The peasants of the Bambama district in the department of Lékoumou require government compensation for the damage caused by elephants, a protected animal species, following the devastation of their plantations.

Elephants make seasonal movements in search of food. According to residents of the district, they have already destroyed several hectares of banana plantations and other food crops and angered the local population.

These residents have informed the authorities so that arrangements may be made for the elephants to be kept out of harm’s way. Farmers who have decided to keep watch to prevent these animals from ravaging their crops have asked the authorities to work diligently so that poachers do not use this opportunity as an excuse to decimate them. Similarly, they believe that these animals are in part responsible for the famine in that locality. Because of this, they point out to the relevant ministry, these privileged animals create damage at the expense of human beings.

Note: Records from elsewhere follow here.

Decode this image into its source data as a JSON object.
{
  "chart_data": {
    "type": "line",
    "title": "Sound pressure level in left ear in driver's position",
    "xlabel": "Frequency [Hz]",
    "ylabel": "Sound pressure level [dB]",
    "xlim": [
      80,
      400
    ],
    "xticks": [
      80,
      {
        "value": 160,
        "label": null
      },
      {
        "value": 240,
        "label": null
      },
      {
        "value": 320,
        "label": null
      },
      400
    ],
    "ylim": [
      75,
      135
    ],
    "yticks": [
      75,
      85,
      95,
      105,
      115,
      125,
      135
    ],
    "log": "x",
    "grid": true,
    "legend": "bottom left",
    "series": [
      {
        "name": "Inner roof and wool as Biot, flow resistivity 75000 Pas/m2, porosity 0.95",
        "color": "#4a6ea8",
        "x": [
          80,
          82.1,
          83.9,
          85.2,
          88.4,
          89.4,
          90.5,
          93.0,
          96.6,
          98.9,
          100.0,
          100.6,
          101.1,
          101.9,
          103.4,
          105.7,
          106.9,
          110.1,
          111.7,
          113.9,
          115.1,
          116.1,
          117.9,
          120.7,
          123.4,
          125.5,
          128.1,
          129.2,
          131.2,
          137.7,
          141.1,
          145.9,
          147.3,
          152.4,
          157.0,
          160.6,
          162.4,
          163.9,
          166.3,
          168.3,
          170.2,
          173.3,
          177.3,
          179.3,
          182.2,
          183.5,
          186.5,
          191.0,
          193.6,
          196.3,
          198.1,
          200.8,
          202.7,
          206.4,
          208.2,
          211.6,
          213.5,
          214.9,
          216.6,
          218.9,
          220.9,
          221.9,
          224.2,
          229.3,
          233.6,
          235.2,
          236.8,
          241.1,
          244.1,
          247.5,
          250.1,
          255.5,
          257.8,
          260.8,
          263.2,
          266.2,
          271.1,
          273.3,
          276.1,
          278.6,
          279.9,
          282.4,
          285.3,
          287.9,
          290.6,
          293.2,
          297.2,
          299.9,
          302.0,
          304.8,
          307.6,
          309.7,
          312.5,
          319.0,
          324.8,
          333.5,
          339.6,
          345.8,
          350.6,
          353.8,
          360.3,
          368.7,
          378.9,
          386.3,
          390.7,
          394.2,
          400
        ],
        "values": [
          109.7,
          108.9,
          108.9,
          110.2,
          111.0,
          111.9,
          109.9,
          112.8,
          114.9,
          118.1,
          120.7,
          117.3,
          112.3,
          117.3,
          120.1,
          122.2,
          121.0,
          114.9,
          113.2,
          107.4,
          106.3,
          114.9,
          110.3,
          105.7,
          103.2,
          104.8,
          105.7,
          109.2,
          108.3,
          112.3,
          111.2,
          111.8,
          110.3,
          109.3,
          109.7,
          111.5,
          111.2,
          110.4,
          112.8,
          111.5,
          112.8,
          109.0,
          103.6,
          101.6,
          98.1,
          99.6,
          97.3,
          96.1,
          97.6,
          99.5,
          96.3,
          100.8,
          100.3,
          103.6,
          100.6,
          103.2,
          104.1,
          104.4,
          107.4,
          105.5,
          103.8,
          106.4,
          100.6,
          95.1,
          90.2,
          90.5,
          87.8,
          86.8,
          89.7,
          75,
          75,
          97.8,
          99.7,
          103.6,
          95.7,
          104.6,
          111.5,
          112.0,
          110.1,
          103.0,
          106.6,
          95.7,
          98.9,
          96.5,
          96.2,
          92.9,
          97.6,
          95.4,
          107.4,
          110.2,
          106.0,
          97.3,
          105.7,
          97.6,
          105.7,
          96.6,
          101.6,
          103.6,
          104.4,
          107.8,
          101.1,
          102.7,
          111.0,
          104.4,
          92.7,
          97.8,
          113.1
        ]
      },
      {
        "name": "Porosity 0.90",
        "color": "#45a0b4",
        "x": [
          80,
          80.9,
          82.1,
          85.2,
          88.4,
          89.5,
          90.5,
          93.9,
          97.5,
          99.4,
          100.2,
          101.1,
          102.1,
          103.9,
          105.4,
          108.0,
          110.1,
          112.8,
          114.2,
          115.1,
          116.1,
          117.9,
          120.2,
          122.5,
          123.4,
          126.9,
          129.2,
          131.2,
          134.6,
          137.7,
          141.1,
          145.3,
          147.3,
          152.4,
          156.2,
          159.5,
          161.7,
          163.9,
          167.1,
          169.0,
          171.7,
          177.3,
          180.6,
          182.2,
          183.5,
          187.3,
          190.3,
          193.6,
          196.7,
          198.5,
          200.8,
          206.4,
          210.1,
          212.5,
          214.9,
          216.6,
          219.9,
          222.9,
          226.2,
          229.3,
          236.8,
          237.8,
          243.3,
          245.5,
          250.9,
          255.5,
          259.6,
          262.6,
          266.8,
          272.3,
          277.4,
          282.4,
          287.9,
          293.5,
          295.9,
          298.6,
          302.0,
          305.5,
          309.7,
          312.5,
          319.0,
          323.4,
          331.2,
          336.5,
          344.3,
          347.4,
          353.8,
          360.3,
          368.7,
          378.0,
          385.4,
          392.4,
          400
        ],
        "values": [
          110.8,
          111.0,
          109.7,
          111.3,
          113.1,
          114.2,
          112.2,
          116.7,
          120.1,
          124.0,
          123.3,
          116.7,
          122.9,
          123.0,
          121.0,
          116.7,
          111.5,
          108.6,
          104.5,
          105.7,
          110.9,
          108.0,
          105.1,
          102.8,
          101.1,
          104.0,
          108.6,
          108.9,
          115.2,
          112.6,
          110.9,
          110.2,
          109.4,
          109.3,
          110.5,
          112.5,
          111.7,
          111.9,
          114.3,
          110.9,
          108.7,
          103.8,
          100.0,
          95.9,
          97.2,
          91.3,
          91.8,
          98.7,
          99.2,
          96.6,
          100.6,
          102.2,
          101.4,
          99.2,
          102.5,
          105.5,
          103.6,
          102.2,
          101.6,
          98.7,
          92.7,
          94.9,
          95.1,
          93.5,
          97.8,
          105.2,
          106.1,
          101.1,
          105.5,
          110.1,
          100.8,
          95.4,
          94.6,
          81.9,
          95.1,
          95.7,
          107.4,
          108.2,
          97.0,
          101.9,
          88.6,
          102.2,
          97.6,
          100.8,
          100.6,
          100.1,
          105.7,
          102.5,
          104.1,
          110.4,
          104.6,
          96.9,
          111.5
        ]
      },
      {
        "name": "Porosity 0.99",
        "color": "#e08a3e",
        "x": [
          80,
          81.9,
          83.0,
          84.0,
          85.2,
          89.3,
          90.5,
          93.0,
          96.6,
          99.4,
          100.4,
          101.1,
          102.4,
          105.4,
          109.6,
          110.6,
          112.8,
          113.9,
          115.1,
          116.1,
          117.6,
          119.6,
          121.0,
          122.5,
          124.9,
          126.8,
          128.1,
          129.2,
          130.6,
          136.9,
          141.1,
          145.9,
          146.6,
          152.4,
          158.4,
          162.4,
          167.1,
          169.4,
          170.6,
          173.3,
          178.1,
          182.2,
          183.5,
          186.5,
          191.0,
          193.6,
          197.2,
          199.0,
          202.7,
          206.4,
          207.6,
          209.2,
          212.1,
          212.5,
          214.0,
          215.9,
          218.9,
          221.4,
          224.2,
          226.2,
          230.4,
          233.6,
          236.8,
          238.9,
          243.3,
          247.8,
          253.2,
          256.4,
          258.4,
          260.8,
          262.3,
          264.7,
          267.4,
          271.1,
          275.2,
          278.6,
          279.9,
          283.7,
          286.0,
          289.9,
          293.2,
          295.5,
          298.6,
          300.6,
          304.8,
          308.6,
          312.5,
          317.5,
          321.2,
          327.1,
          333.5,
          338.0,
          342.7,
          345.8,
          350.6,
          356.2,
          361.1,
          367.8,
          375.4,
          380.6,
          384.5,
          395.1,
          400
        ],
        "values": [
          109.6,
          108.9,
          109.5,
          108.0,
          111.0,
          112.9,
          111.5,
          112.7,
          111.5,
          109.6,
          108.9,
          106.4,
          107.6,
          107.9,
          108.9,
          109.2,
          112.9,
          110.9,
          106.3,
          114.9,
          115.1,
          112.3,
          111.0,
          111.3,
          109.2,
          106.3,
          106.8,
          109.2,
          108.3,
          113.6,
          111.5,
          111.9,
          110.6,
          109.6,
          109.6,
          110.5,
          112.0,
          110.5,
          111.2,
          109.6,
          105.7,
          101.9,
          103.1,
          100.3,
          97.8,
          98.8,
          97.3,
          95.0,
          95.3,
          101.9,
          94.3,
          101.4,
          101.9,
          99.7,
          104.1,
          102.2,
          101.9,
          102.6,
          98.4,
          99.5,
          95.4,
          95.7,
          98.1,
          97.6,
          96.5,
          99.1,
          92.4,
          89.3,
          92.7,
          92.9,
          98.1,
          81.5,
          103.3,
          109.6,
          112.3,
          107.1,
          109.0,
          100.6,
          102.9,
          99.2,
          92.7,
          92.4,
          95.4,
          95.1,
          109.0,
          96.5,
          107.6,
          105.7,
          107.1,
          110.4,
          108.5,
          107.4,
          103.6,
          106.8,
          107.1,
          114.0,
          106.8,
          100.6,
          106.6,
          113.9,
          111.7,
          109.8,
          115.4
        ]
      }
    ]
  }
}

Recall, however, that in the Congo, the protection of the elephant is ensured by law and by several organizations such as the Society for the Conservation of Wildlife (WCS), the World Wide Fund for Nature, the English World Wildlife Fund (WWF), the Project for the Application of Law for Fauna (PALF), and the Odzala-Kokoua National Park (PNOK).

The elephant is a protected species; slaughter is prohibited by Order No. 6075 MDDEFE / CAB determining the fully and partially protected species. Article 37 of Law No. 37-2008 of  November 28, 2008, on wildlife and protected areas is very explicit on the same terms, and fines to pay.